Peasant level: Honours students (which I think is unique to Australia)
Of the permanent members of the lab, this is the lowest tier (sorry Honours students). You’re (generally) fresh out of your Bachelors degree, but have not had much experience being in a laboratory setting. Being a 9 month degree and generally with less experience than the rest of the lab, everyone ends up treating you like the baby of the lab. But, if you enjoy your time, you could apply for Masters or a Ph. D. For a lot of students, this is the first time working full time in an actual work place, so the step from simple undergrad student can be quite big. Those that used to complain about three hour weekly pracs during their Bachelors degree are in for a nasty surprise when they end up working 10-12 hour days with no weekends.
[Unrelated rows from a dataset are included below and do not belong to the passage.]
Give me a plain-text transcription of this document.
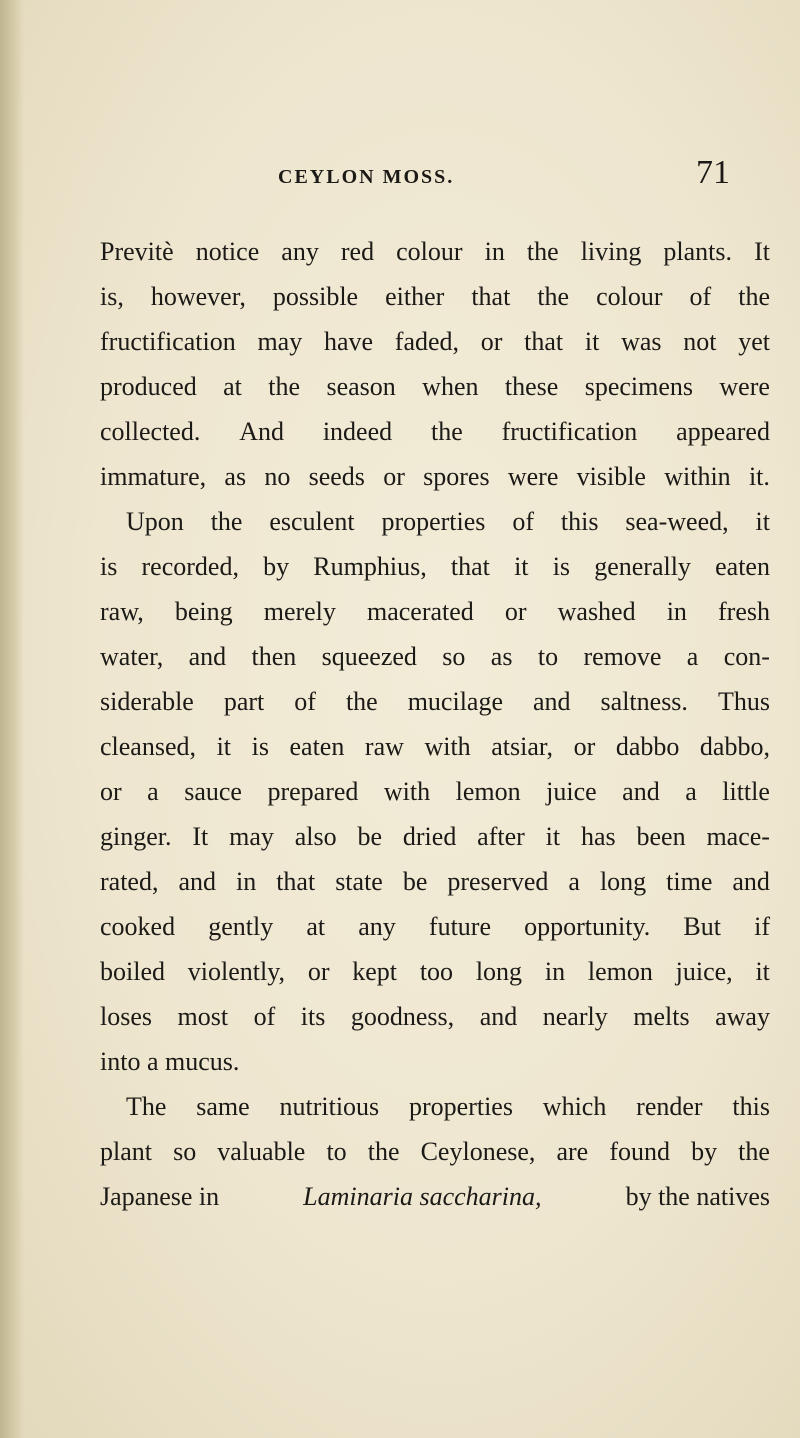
CEYLON MOSS.	71
Previtè notice any red colour in the living plants. It
is, however, possible either that the colour of the
fructification may have faded, or that it was not yet
produced at the season when these specimens were
collected. And indeed the fructification appeared
immature, as no seeds or spores were visible within it.
Upon the esculent properties of this sea-weed, it
is recorded, by Rumphius, that it is generally eaten
raw, being merely macerated or washed in fresh
water, and then squeezed so as to remove a con-
siderable part of the mucilage and saltness. Thus
cleansed, it is eaten raw with atsiar, or dabbo dabbo,
or a sauce prepared with lemon juice and a little
ginger. It may also be dried after it has been mace-
rated, and in that state be preserved a long time and
cooked gently at any future opportunity. But if
boiled violently, or kept too long in lemon juice, it
loses most of its goodness, and nearly melts away
into a mucus.
The same nutritious properties which render this
plant so valuable to the Ceylonese, are found by the
Japanese in	Laminaria saccharina,	by the natives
… and trailing in at the bottom: undergraduate/high school students
Whether it be work experience, a research subject, an internship, or an award, you can get temporary students popping in who are looking to gain an insight into what life in the lab may be like. It could be a day, week, month/s, but they’ll generally be under constant supervision while they’re inside the lab.
Personally, I like labs where this hierarchy exists but isn’t strictly adhered to. Scheduled meetings should be respected, and if someone asks me to do something, I will do my best to do it (unless it’s to fill their tip boxes or such like- that’s just too much). There are always professional, respectful interactions which should always exist in the workplace. But, I like labs where the Lab Head takes us out for drinks and banters with us (even better if they buy us drinks). Labs where Post-Docs and students can joke and laugh with each other without feeling that status difference. It’s definitely a cultural thing, but I do like the relatively relaxed nature of the lab I’m in. It does depend entirely on the Lab and its people, though, and your own personal preferences.